The case studies focused on Network wide activities and targeted two specific tumour types - gynaecology and urology. The case studies examined three specific issues (or 'tracers') in order to gain some insight into the operation of managed clinical Networks for cancer. These tracers were: centralisation of services; budget / resource allocation, and; education and training.
The case studies provided an analytic description of the Networks and examined the growth of the Networks as a whole. The case studies focused on the two tumour groups identified and detailed the 'story so far' regarding their development, successes and disappointments. Further, the case studies provided feedback in response to 16 specific success criteria that were identified through a Delphi study.

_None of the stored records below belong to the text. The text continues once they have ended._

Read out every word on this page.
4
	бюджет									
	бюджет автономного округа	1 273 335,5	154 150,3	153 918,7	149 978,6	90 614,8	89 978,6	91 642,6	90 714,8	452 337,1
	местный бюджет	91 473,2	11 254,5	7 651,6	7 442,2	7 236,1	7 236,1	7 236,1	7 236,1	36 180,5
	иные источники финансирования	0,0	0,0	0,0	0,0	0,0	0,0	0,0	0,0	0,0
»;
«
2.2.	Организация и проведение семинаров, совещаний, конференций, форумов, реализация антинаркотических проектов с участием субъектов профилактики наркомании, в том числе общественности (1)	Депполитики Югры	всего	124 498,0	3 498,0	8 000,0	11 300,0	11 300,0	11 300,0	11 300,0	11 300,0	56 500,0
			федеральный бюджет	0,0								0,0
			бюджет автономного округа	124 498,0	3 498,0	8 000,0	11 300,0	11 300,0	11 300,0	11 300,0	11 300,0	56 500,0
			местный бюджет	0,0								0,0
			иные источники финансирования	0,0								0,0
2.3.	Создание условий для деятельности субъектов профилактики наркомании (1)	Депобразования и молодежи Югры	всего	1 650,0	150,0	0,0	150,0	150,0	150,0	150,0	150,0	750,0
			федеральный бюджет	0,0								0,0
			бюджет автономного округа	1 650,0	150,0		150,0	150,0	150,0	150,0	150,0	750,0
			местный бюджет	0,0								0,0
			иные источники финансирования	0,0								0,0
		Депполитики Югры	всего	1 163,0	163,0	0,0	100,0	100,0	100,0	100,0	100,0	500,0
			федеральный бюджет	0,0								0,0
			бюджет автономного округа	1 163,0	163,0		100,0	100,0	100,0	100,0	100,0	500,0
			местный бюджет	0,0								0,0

It was evident from this study that the five cancer Networks studied displayed a mixed pattern of performance and that there was not a clear 'top performer' which emerged across the indicators. This is a significant conclusion as it emphasises the complexity in identifying and diffusing high performance. Rather, this study suggests that high performance was spread across a whole set of organisations in rather different ways. There was clearly some discrepancy between what the 'remote centre' considered to be indicators of success of cancer Networks, versus the viewpoints of those delivering direct patient care. However, there is little time, resources or flexibility within the current regime to focus on a strategic direction or developments for the Network that are not part of the central edict.